Hello everyone! I am working on a Demosaicing algorithm which I use to transform images that have Bayer pattern into images that represent red, green and blue channels. I wish that the algorithm would have the following properties:
It preserves as much raw information as possible.
It does not obscure details in the image, even if that means absence of denoising.
It produces as little artifacts as possible.
If the size of mosaic image is N x N, the three color images should each have size N/2 x N/2.
Algorithm should be fast. To put "fast" into a context, let me say this: I will settle for something that is at least twice as fast as OpenCV's algorithm which uses bilinear interpolation.
What I have achieved so far.
So far, I've come up with the algorithm that uses bilinear interpolation and produces three images that have half size of the mosaic image. The algorithm is approximately 3-4 times faster than OpenCV's cvtColor algorithm that performs CV_BayerBG2BGR conversion (bilinear interpolation).
See the sketch of the Bayer pattern below to get an idea about how it works. I perform the interpolation at points marked by circles. The numbers represent the coefficients by which I multiply the underlying pixels in order to get interpolated value in the point marked by black circle.
You can observe the results of my algorithm below. I've also added the results of both demosaicing algorithms that are available in OpenCV (bilinear interpolation and variable number of gradients). Please note that while results of my algorithm look really poor in comparison, the OpenCV's bilinear interpolation results look almost exactly the same if I downsample them. This is of course expected as the underlying algorithm is the same.
... so finally: the question.
My current solution gives acceptable results for my project and it is also acceptably fast. However, I would be willing to use a up to twice slower algorithm if that would bring improvements to any of the 5 criteria listed above. The question then is: how to improve my algorithm without significantly hindering the performance?

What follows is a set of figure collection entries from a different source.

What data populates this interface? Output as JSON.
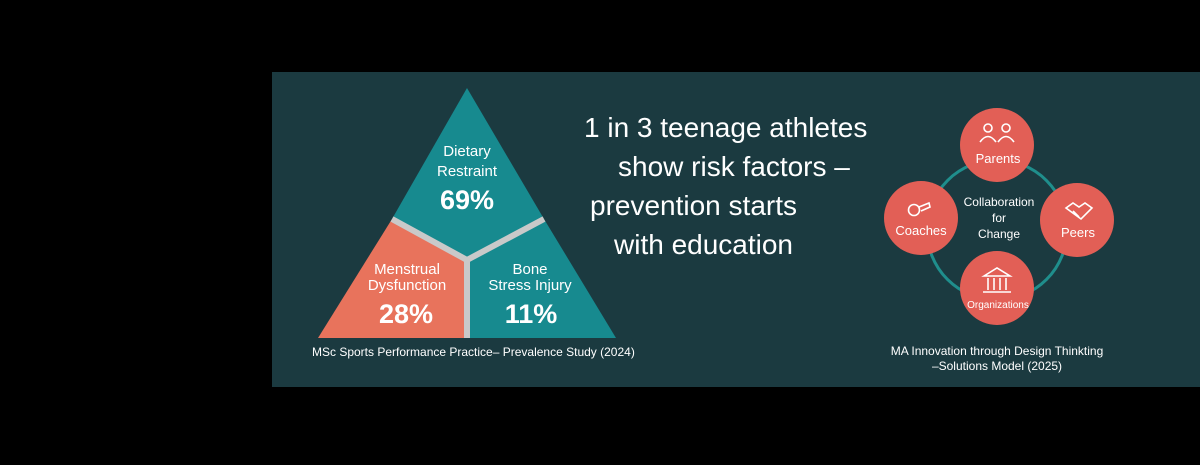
{
  "triangle": {
    "segments": [
      {
        "label_lines": [
          "Dietary",
          "Restraint"
        ],
        "value": "69%",
        "color": "#178a8f"
      },
      {
        "label_lines": [
          "Menstrual",
          "Dysfunction"
        ],
        "value": "28%",
        "color": "#e8735c"
      },
      {
        "label_lines": [
          "Bone",
          "Stress Injury"
        ],
        "value": "11%",
        "color": "#178a8f"
      }
    ],
    "caption": "MSc Sports Performance Practice– Prevalence Study (2024)"
  },
  "headline": {
    "lines": [
      "1 in 3 teenage athletes",
      "show risk factors –",
      "prevention starts",
      "with education"
    ]
  },
  "cycle": {
    "center_lines": [
      "Collaboration",
      "for",
      "Change"
    ],
    "node_color": "#e25f56",
    "nodes": [
      {
        "label": "Parents",
        "icon": "people-icon"
      },
      {
        "label": "Coaches",
        "icon": "whistle-icon"
      },
      {
        "label": "Peers",
        "icon": "handshake-icon"
      },
      {
        "label": "Organizations",
        "icon": "institution-icon"
      }
    ],
    "caption_lines": [
      "MA Innovation through Design Thinkting",
      "–Solutions Model (2025)"
    ]
  }
}
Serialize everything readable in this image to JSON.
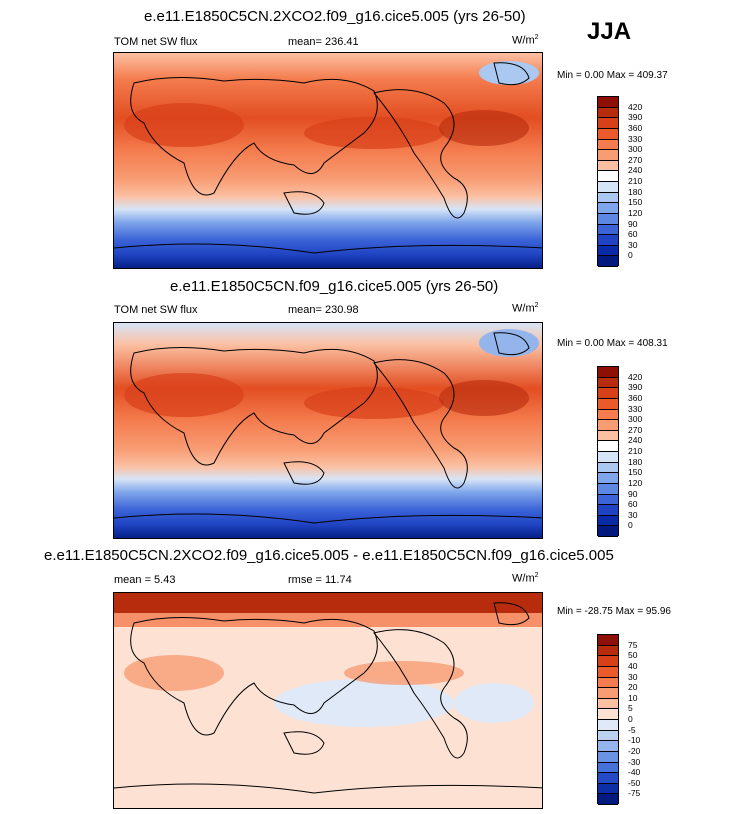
{
  "season": "JJA",
  "panels": [
    {
      "title": "e.e11.E1850C5CN.2XCO2.f09_g16.cice5.005 (yrs 26-50)",
      "left_label": "TOM net SW flux",
      "mid_label": "mean= 236.41",
      "units": "W/m",
      "units_sup": "2",
      "minmax": "Min =   0.00 Max = 409.37",
      "colorbar": {
        "labels": [
          "420",
          "390",
          "360",
          "330",
          "300",
          "270",
          "240",
          "210",
          "180",
          "150",
          "120",
          "90",
          "60",
          "30",
          "0"
        ],
        "colors": [
          "#8e1004",
          "#b82c0e",
          "#d8401a",
          "#eb5a2b",
          "#f47c4e",
          "#f89c73",
          "#fbc0a2",
          "#ffffff",
          "#d6e4f7",
          "#aac8f0",
          "#7fa6ea",
          "#5c87e3",
          "#3c64d8",
          "#1f43c2",
          "#0b2aa8",
          "#021a7e"
        ]
      }
    },
    {
      "title": "e.e11.E1850C5CN.f09_g16.cice5.005 (yrs 26-50)",
      "left_label": "TOM net SW flux",
      "mid_label": "mean= 230.98",
      "units": "W/m",
      "units_sup": "2",
      "minmax": "Min =   0.00 Max = 408.31",
      "colorbar": {
        "labels": [
          "420",
          "390",
          "360",
          "330",
          "300",
          "270",
          "240",
          "210",
          "180",
          "150",
          "120",
          "90",
          "60",
          "30",
          "0"
        ],
        "colors": [
          "#8e1004",
          "#b82c0e",
          "#d8401a",
          "#eb5a2b",
          "#f47c4e",
          "#f89c73",
          "#fbc0a2",
          "#ffffff",
          "#d6e4f7",
          "#aac8f0",
          "#7fa6ea",
          "#5c87e3",
          "#3c64d8",
          "#1f43c2",
          "#0b2aa8",
          "#021a7e"
        ]
      }
    },
    {
      "title": "e.e11.E1850C5CN.2XCO2.f09_g16.cice5.005 - e.e11.E1850C5CN.f09_g16.cice5.005",
      "left_label": "mean =   5.43",
      "mid_label": "rmse =  11.74",
      "units": "W/m",
      "units_sup": "2",
      "minmax": "Min = -28.75 Max =  95.96",
      "colorbar": {
        "labels": [
          "75",
          "50",
          "40",
          "30",
          "20",
          "10",
          "5",
          "0",
          "-5",
          "-10",
          "-20",
          "-30",
          "-40",
          "-50",
          "-75"
        ],
        "colors": [
          "#8e1004",
          "#b82c0e",
          "#d8401a",
          "#eb5a2b",
          "#f47c4e",
          "#f89c73",
          "#fbc0a2",
          "#fde2d3",
          "#dfe9f8",
          "#bcd2f2",
          "#94b5ec",
          "#6b93e4",
          "#4670da",
          "#244bc5",
          "#0e2ea8",
          "#021a7e"
        ]
      }
    }
  ]
}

I have enough programming experience for this task so I am not specifically asking for code snippets - the answers of any kind (code, links, suggestions - especially the ones based on past experiences) are welcome.
Some additional information:
- I am working in C++.
- The algorithm is highly optimized, it uses SSE instructions and it is non-parallel.
- I work with large images (few MB in size); cache-awareness and avoiding multiple passes through image are very important.
I am not looking for general programming advice (such as optimization in general, etc.), but on the other hand some task-specific answers are more than welcome. Thank you in advance.